When Tia started school, she didn’t expect she’d have to mask her emotions in order to simply connect with fellow students. Throughout her life, she’s had to hide her true feelings from loved ones – family and close friends alike. Constantly hiding her true emotions is exhausting, and has a large toll on both Tia’s mental state, and her everyday life.

“It’s something that I have to do in order to get through the day,” Tia said.

According to Psychology Today, emotional masking is defined as ‘when individuals repress or hide signs of a mental health condition to blend in or adapt to the neurotypical world’. This behaviour – also known as both ‘camouflaging’ or ‘compensating’ – can lead to psychological distress in the forms of stress, exhaustion, burnout, or a loss of identity.

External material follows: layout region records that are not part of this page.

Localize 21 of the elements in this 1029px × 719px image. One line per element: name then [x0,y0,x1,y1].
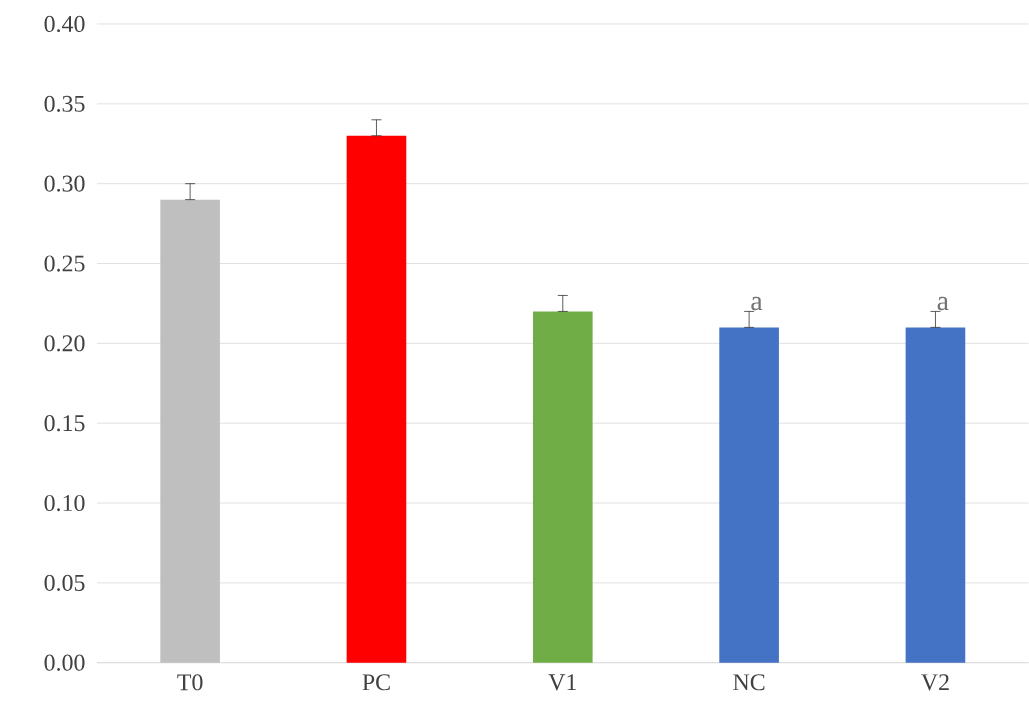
x-tick-label: V2 [921,674,949,691]
bar [160,199,220,663]
annotation: a [937,296,949,311]
y-tick-label: 0.35 [44,95,85,113]
y-tick-label: 0.00 [44,654,85,671]
y-tick-label: 0.20 [44,335,85,352]
x-tick-label: V1 [548,674,576,691]
bar [346,135,407,663]
bar [905,327,966,663]
y-tick-label: 0.25 [44,255,85,272]
x-tick-label: NC [733,674,765,691]
bar [719,327,779,663]
y-tick-label: 0.30 [44,175,85,192]
bar [532,311,593,663]
x-tick-label: PC [362,674,390,691]
y-tick-label: 0.10 [44,495,85,512]
annotation: a [751,296,763,311]
y-tick-label: 0.40 [44,15,85,33]
y-tick-label: 0.05 [44,574,85,592]
y-tick-label: 0.15 [44,415,85,432]
x-tick-label: T0 [177,674,203,691]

For Tia, the emotional masking she’s endured has lasted her life and while she’s trying to prevent herself from camouflaging her feelings, she understands it’s a hard task to overcome to unlearn the behaviour she’s known since she was young. Despite this, she calls it a “coping mechanism,” which is what emotional masking is for a lot of people. It’s a protection for herself against psychological distress.

Additionally, according to Charlie Health, masking can be used for other reasons, including “a fear of stigma, judgement, rejection, or a desire to maintain a sense of normalcy.” In Tia’s case, it was primarily a fear of judgement from others.

“One of the ways I could connect with [friends] was masking what I was actually feeling,” Tia said.

Psychologist Emily Arnold confirms these feelings as valid effects on one’s long-term state. “These outcomes will often build up and contribute to long-term consequences of relationship issues and mental health challenges,” Arnold said.

Tia also understands how emotional masking can be misunderstood by others, saying she wishes more people realised that it wasn’t anything personal. According to Arnold, emotional masking is often misunderstood.

“This oversimplified understanding of emotional masking fails to recognise the complexity of why individuals mask their emotions in the first place.”

In the end, Tia simply wants to live her life normally and happily with her emotions, and wants people to understand what really goes on behind her mask.